Antes de qualquer coisa, quero tranquilizar o seu coração, avisando que Dulcélia está aqui comigo. O senhor deve saber que na última carta que escrevi, avisei que estaria indo até vocês para levá-la a qualquer lugar distante e seguro. De fato, eu peguei apenas o necessário e parti rumo ao leste. Porém, fui surpreendido quando ainda estava ao sul das montanhas quando vi aquele vestido vermelho inconfundível. A princípio acreditei que estivesse delirando ou sonhando acordado, mas quando ela também me viu ao longe tive certeza de que estava acordado.
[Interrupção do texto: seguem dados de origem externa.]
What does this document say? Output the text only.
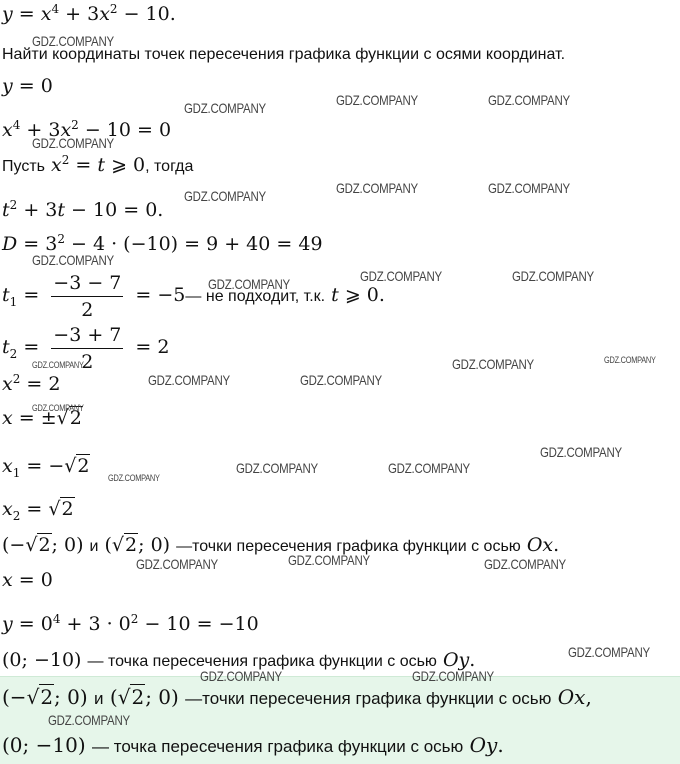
$y = x^4 + 3x^2 - 10$.
Найти координаты точек пересечения графика функции с осями координат.
y = 0
$x^4 + 3x^2 - 10 = 0$
Пусть $x^2 = t$ ⩾ 0, тогда
$t^2 + 3t - 10 = 0$.
$D = 3^2 - 4 \cdot (-10) = 9 + 40 = 49$
$t_1 = \frac{-3 - 7}{2}$ = −5— не подходит, т.к. t ⩾ 0.
$t_2 = \frac{-3 + 7}{2} = 2$
$x^2 = 2$
x = ±√2
$x_1 = -√2$
$x_2 = √2$
(−√2; 0) и (√2; 0) —точки пересечения графика функции с осью Ox.
x = 0
$y = 0^4 + 3 \cdot 0^2 - 10 = -10$
(0; −10) — точка пересечения графика функции с осью Oy.
(−√2; 0) и (√2; 0) —точки пересечения графика функции с осью Ox,
(0; −10) — точка пересечения графика функции с осью Oy.
GDZ.COMPANY
GDZ.COMPANY	GDZ.COMPANY	GDZ.COMPANY
GDZ.COMPANY
GDZ.COMPANY	GDZ.COMPANY	GDZ.COMPANY
GDZ.COMPANY
GDZ.COMPANY	GDZ.COMPANY	GDZ.COMPANY
GDZ.COMPANY
GDZ.COMPANY	GDZ.COMPANY
GDZ.COMPANY	GDZ.COMPANY
GDZ.COMPANY
GDZ.COMPANY
GDZ.COMPANY
GDZ.COMPANY	GDZ.COMPANY
GDZ.COMPANY	GDZ.COMPANY	GDZ.COMPANY
GDZ.COMPANY
GDZ.COMPANY	GDZ.COMPANY
GDZ.COMPANY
Me senti mais vivo do que nunca, para falar a verdade.

Apenas depois que segurei Dulcélia em meus braços, notei o sangue em suas vestes. Não pensei duas vezes e a carreguei comigo de volta para nossa casa. Tio, eu ainda não sei como ela resistiu a viagem, saindo daí até aquele lugar e depois comigo até aqui. Apenas, não se preocupe, eu sei que não foi culpa sua. Ela já não estava pensando bem, devido a perda de nosso filho. E também não houve tempo suficiente para receber minha última carta antes que Dulcélia fugisse de sua casa. Eu o agradeço por tudo o que fez por nós. Eu tratei o sangramento de seu ventre, usei toda a medicina que minha mãe me ensinou, e agora aguardo minha amada se recuperar, enquanto lhe escrevo esta carta.

Porém, ontem recebi uma visita inesperada. Talvez não tão inesperada assim. Pela manhã cedo, após fazer a mistura de ervas para Dulcélia, alguém bateu à porta. Meu primeiro pensamento foi o de fugirmos, mas lembrei que ela não estava em condições. Quando olhei pela fresta da porta, tive certeza de que morreríamos naquele momento, pois havia soldados cercando toda a pastagem em volta da casa e um homem parado na entrada. Abri esperando o pior.

De forma bem resumida, o que aconteceu se deu por causa daquele soldado que ajudei. Ele contou para alguns colegas sobre termos salvo sua vida. Esses colegas foram falando para outros e a história sobre “um Yanshunense que cuidou de um Carnaunense” chegou aos ouvidos do principal líder combatente de Carnaum.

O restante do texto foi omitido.